Some of the startups the Ensemble team has supported have solutions that make back-office tasks easier. For example, Denver-based Credo, which the group invested in in 2022, simplifies the process of retrieving medical records, while Luminate Health, a San Francisco-based startup, gives patients better access to their lab results. Basil Systems, an investment group formed a few years ago, helps medical companies commercialize technology through advanced data analytics.

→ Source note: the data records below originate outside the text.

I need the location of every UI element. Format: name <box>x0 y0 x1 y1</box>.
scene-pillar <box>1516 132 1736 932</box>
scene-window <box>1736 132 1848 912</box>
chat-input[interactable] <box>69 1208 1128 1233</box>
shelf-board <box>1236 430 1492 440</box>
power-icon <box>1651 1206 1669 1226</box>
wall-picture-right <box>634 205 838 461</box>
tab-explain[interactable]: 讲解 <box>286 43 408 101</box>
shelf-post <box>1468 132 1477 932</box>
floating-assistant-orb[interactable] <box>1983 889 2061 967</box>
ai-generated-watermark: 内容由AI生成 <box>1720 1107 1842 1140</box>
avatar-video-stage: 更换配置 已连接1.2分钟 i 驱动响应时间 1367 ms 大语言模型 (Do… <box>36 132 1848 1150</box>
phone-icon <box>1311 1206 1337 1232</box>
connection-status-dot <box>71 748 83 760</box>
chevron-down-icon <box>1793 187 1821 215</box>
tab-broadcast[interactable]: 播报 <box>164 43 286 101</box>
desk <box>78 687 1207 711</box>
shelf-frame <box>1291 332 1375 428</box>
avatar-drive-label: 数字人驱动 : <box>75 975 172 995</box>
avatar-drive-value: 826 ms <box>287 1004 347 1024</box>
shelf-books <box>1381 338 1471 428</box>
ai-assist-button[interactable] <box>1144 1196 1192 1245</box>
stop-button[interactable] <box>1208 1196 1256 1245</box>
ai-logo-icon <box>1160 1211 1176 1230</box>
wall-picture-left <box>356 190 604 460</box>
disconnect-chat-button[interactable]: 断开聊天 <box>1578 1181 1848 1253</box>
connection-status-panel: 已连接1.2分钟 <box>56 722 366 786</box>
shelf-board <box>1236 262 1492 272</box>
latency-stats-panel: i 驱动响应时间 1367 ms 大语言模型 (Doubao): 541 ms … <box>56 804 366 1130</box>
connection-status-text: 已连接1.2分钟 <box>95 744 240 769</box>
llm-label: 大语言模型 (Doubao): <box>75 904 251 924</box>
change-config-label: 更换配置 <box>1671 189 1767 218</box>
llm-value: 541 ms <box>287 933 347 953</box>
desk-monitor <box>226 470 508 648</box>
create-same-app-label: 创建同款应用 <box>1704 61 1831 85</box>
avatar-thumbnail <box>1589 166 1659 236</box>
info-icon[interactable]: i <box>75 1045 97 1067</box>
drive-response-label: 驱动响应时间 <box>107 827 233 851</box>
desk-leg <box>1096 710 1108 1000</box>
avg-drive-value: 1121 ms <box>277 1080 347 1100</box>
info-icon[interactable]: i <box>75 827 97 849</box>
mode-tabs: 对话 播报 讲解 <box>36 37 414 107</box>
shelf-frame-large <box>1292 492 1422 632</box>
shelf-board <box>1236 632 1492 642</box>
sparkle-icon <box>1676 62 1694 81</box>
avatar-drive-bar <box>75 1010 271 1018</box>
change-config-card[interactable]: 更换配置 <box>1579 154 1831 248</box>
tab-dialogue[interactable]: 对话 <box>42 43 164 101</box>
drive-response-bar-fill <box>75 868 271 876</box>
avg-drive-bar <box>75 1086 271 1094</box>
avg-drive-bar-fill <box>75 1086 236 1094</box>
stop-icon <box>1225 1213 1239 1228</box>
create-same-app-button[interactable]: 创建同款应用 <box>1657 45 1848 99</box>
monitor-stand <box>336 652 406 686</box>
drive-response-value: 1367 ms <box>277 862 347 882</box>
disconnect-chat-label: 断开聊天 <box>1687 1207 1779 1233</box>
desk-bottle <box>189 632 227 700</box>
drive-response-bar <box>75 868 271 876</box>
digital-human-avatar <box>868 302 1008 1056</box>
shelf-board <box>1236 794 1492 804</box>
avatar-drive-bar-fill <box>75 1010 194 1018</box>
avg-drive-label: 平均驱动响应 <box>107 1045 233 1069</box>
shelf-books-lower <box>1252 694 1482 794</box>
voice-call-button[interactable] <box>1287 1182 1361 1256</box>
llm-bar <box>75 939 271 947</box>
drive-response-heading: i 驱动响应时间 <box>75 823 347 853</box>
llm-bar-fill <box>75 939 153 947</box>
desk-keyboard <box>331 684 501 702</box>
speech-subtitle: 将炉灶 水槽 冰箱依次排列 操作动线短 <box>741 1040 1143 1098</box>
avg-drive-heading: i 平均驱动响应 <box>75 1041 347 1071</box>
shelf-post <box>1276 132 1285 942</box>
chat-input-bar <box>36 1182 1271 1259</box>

At the same time, on the other hand, the investment team is looking for startups with ways to fill the gaps in patient care. Videa Health, for example, is a holding company that improves the diagnostic accuracy of X-rays, while Aila Health – part of the unit’s first batch of investments two years ago – uses data analytics to make better health decisions.
Bigger role for smaller funds
Ensemble Innovation Ventures is a relatively small fund. Although its exact size has not been disclosed, it writes checks of about $1 million per investment. In many ways, Armstrong says, small and medium-sized companies are an integral part of the ecosystem. That may not be enough to single-handedly reform the US health care system, but, Armstrong says, small capital can still be an important part of the startup ecosystem.
“I’m so excited to see over the last 15 years – maybe more specifically, the last 10 years – the growth rates of mid-sized corporate venture funds,” he says. In fact, according to GCV’s 2024 Keystone Survey, most CVC funds are small and mid-sized, with less than $100 million in capital.
These smaller investment vehicles can do things that larger funds may struggle to do.
“Our large corporate fund does a couple of things that are unique,” says Armstrong “When we come in as a small or corporate fund, we’re immediately able to disarm both founders and other investors of the misconception that we might only really invest for to acquire”.
While takeovers aren’t necessarily a bad outcome, he explains, high buyout investors make other stakeholders aware of conflicts of interest.
The structure of smaller funds also tends to give them more flexibility to launch earlier than larger ones, bringing corporate support to younger startups that could benefit from added value. Given the challenges facing the health care system, he says, it’s critical for innovation to have an ecosystem of smaller funds that are willing and able to take on more commercialization risk.
“By the time an early-stage company has really shown that their solution is commercializable, some of that innovation risk is reduced, and so a lot of larger funds, because of their structure, then come in.”
Also, smaller funds are like smaller companies – they can move faster and easier in their space.
“All else being equal, our teams and processes are probably more streamlined, both on a calendar basis and in terms of the number of interfaces we have to move through to make a decision,” says Armstrong.
“We can be a little faster, a little more agile.”